Community Engagement sections
These sections involve one or more projects in which students will work with a community-based agency or organization. These projects allow students to connect their learning in the classroom to meaningful writing and reading activities in a particular space outside the university. Students enrolling in these courses will be expected to participate in the community engagement projects in accordance with Writing Program and university policies (see http://www.northeastern.edu/writing/writing-program-policies/).
Electronic Portfolio sections
These sections use electronic portfolios to engage students in multimedia/multimodal composing. Students in these sections should expect to do a good deal of writing online. They do not need special expertise coming into the course, but they will need regular access to computers, preferably laptops, with Internet service.
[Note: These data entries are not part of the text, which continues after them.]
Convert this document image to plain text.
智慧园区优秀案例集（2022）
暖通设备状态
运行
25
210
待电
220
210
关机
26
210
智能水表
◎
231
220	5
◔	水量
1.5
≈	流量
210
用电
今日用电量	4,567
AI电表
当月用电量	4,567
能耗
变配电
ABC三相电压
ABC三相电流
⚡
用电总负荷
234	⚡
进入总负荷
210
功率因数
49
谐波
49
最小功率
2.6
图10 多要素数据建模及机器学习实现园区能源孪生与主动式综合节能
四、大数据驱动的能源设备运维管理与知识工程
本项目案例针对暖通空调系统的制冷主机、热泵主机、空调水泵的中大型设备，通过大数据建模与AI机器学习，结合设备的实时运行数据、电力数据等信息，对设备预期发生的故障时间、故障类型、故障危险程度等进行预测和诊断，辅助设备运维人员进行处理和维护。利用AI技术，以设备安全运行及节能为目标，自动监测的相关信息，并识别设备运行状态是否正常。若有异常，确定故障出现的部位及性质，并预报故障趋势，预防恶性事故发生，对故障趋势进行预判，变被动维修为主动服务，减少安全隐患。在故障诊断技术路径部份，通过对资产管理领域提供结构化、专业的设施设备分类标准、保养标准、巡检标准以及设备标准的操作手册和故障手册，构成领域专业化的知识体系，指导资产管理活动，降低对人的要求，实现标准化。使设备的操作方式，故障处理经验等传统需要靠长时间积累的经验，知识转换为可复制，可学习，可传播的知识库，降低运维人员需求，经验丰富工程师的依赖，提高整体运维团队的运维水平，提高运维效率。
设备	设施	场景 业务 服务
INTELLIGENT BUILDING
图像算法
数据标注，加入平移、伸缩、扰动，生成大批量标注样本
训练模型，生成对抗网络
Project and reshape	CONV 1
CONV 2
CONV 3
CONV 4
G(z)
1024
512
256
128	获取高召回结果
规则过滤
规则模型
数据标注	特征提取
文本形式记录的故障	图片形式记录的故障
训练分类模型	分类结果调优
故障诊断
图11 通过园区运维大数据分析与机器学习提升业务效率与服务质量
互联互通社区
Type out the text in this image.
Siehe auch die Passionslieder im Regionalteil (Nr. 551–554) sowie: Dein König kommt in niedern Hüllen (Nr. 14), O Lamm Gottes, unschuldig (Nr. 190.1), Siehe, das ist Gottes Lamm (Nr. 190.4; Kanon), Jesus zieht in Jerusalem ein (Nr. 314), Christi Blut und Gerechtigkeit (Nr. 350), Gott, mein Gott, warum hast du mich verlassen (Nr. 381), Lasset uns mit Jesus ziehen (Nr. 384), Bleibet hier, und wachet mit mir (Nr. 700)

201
Intercultural Writing and World Englishes sections
These sections of College Writing, which deliberately enroll a range of language users, examine the notion that there are multiple “Englishes.” Rather than uncritically accepting one standard dialect of English, the class will explore a variety of ways English is spoken and written across the world, including by the students in the class. In this way, intercultural communication will become both the means and the object of study. Language difference will be approached as an asset, rather than an impediment, to learning. The class will study a range of texts, including the essays in Rosina Lipp-Green’s _English with an Accent_, films, and short stories for what they say about language difference and how they perform it. Similarly, students will compose print and multimedia writing projects–academic, expressive, and public–that simultaneously explore and enact language difference.